Hard work is part of my personal brand.

Willows only had one middle school--Willows Intermediate School or “WIS” (sounded out like a word) as we liked to call it. As I limped into school on the first day of seventh grade, I remembered how--just a few days ago--the end of the plum orchard seemed like an eternity away. On that day at school, my legs felt like they were seriously going to fall off of me, but I was bursting with pride to be able to wear clothes that I had worked hard for.

In eleventh grade, I cut and glued together over 200 individual trees about an inch high to make the shorelines of the Mississippi River so I could correctly depict Huckleberry Finn’s journey in the book The Adventures of Huckleberry Finn. Talk about being meticulous.

Fast forward sixteen years and I’m wide awake at 1:00 in the morning, putting together a presentation for an Upward Bound counselor event. It’s supposed to be a five minute presentation about a tutoring program I created. I spent the evening piecing together a 3-minute video with background music and voiceover and am trying to make sure my voice is just the right volume throughout the whole video.

Some call this perfectionism. Others might call it over-achievement. Maybe even crazy. Why put 110% into a project when 100% will do?

Because I know that the difference between perfectionism and hard work is achievability. Perfectionism can’t be achieved, but I believe hard work can achieve almost anything (or at least deep satisfaction in trying).

Also because why would anyone want something 100% done when it can be 110% done?

 

How to refine your personal brand for the professional setting

Have you ever heard of the Know, Like, Trust Factor? It’s a sales principle that I’ve heard a lot about since starting my blog, but it’s also useful outside of the sales world--who am I kidding? We're all in some form of sales, whether we get money for it or not. We're all trying to convince others to do something.

For people to want to "buy" from you or to even invest time in you, they have to know, like and trust you. In that order preferably. And for them to know, like and trust you, you have to have a brand that they can easily associate those feelings with.

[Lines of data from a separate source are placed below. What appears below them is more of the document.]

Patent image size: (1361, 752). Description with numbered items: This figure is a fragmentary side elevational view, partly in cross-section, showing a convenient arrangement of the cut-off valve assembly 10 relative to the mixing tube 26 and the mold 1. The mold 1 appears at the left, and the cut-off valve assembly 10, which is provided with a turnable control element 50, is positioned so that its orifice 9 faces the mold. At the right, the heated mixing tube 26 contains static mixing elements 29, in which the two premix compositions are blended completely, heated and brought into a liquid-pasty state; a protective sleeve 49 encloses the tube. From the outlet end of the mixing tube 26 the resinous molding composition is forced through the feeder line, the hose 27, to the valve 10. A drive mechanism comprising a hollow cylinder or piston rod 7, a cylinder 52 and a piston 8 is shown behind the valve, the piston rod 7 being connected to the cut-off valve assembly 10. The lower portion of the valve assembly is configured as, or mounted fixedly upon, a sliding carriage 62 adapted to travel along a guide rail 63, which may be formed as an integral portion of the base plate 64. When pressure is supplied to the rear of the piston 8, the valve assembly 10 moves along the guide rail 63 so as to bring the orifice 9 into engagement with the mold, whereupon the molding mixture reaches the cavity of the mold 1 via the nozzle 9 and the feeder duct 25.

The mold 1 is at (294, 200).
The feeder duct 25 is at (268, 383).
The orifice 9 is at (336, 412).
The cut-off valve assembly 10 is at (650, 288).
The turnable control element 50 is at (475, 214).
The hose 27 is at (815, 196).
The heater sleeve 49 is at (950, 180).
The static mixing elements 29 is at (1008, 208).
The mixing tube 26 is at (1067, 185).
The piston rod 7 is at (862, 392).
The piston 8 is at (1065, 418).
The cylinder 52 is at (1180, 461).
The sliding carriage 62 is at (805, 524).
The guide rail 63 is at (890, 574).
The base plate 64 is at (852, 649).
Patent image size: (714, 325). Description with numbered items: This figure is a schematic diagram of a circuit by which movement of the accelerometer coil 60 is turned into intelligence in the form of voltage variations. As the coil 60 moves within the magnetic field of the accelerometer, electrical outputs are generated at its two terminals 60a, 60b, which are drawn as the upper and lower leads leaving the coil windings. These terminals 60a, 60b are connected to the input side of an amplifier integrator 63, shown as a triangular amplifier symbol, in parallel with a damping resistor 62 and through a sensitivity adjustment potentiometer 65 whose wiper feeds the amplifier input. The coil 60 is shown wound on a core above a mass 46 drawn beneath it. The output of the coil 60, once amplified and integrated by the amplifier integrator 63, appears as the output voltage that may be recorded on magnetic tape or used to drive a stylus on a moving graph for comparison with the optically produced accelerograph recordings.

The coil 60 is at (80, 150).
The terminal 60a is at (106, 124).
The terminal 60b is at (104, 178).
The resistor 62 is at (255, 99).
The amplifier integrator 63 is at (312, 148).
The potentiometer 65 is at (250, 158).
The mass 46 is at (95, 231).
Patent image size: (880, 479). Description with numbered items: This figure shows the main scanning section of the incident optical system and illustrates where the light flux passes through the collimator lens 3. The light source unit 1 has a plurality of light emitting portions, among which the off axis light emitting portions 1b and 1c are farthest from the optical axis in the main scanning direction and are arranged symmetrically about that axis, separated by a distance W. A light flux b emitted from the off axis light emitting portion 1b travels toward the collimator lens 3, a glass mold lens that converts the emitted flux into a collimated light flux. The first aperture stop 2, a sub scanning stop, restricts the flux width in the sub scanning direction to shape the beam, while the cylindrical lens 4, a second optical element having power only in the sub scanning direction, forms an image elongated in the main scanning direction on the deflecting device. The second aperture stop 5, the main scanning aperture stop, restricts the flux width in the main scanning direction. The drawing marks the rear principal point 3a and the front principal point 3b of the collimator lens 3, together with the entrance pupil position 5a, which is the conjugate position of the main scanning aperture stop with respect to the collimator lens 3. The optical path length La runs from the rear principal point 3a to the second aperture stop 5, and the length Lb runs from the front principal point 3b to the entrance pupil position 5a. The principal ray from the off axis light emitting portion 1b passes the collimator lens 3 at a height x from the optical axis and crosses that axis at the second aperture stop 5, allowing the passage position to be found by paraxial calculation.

To start refining your brand, be selective in the projects you take on. I’m not saying get yourself in trouble by defying your boss. I’m saying when opportunities come your way, say yes to projects that will help refine your brand. Use these three guideposts to help you decide whether a project is right for you.

1. Define an area or areas of expertise.

I’ve made it loud and clear to everyone in my world that I’m a writer. That I write novels and that I blog. I coordinate a writing center.

2. Let your core values guide you in your work.

I’m a rule follower through and through, and that is why Captain America is my favorite superhero--except for that one time he went rogue to rescue his friend Bucky (AKA The Winter Soldier), but even then I couldn’t dislike him because he was only breaking the rules so he could rescue his friend. And, well, he’s Captain America.

3. Add value to the organizations and programs you work for.

At every organization that I’ve worked for, I haven’t just “gone to work.” I’ve created long-term solutions for areas that needed improvement. Solutions that will stay long after I’ve gone. And I’ve always given 110%.

 

Owning my whole brand

My brand started way before I even knew what a brand was. My brand started in a little village in the mountains of Thailand in a house made of bamboo. My brand started with words that were assigned to me, like refugee and welfare and ESL. And those words are still part of my brand, but now so is storyteller and professional and hard worker--words that I chose for myself. And that is the beauty of a personal brand. You can refine it in any way you like.